A los doce años se hizo la luz, después del cole íbamos al Juke-Box tabernáculo de comuniones adolescentes asentado en el centro de nuestro pequeño mundo; lugar donde los ases del flipper dirimían sus cuentas mientras se cuchicheaban hazañas que, por más que escuchásemos, nunca terminarían de ser demostradas. Las monedas escamoteadas en las cocinas de formica acababan invariablemente en la caja mágica.

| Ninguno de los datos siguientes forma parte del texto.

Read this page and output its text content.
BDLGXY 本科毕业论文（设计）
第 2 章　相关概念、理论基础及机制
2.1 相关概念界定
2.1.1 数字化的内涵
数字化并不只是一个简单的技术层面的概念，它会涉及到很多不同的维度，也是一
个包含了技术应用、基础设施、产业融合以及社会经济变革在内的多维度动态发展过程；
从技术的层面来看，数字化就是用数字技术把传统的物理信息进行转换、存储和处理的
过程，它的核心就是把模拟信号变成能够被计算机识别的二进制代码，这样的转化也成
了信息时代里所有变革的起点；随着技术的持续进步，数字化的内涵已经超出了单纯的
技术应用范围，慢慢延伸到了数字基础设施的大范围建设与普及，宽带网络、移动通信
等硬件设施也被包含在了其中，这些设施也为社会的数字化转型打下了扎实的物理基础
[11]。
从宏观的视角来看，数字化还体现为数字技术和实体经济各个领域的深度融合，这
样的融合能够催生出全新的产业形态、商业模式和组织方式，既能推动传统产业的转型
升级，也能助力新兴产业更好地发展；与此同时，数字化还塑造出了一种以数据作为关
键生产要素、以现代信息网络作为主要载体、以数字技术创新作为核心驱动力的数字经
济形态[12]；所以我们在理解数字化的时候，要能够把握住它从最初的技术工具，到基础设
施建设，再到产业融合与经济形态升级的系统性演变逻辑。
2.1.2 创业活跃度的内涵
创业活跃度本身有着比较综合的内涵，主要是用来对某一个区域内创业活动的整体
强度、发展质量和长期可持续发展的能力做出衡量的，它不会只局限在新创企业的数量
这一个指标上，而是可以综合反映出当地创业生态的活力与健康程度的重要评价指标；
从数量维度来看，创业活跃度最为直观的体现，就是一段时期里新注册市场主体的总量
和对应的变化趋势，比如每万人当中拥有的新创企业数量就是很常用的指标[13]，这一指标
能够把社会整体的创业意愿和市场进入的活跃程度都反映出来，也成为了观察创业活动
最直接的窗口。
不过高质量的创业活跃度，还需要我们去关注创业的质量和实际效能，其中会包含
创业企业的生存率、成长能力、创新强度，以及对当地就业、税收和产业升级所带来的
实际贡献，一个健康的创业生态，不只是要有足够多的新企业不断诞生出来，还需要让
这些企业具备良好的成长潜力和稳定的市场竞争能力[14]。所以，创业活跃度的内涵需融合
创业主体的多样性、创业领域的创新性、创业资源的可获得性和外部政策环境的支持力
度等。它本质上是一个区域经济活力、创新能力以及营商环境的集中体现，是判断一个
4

Deslizar la moneda por la estrecha hendidura, presionar con firmeza para introducirla entre los bordes limados, seleccionar un título en la pantalla luminosa, oprimir las teclas cifradas y ver como la minúscula cápsula se pone en movimiento suavemente, recorre la hilera de 45 r.p.m. se detiene... la aguja penetra en el primer surco... una vez más el gran escalofrio... la carne de gallina escuchando a Roger McGuinn musitar los versos de aquél que encendió la mecha “Llamaradas rojas atravesaban mis oídos surcando altas y poderosas trampas derribadas con fuego sobre caminos flameantes, usando mis ideas como mapa nos encontraremos en la otra orilla pronto, dije ¡Oh pero yo era tan viejo entonces! ¡ Ahora soy mucho más joven que antes!” (My Back Pages)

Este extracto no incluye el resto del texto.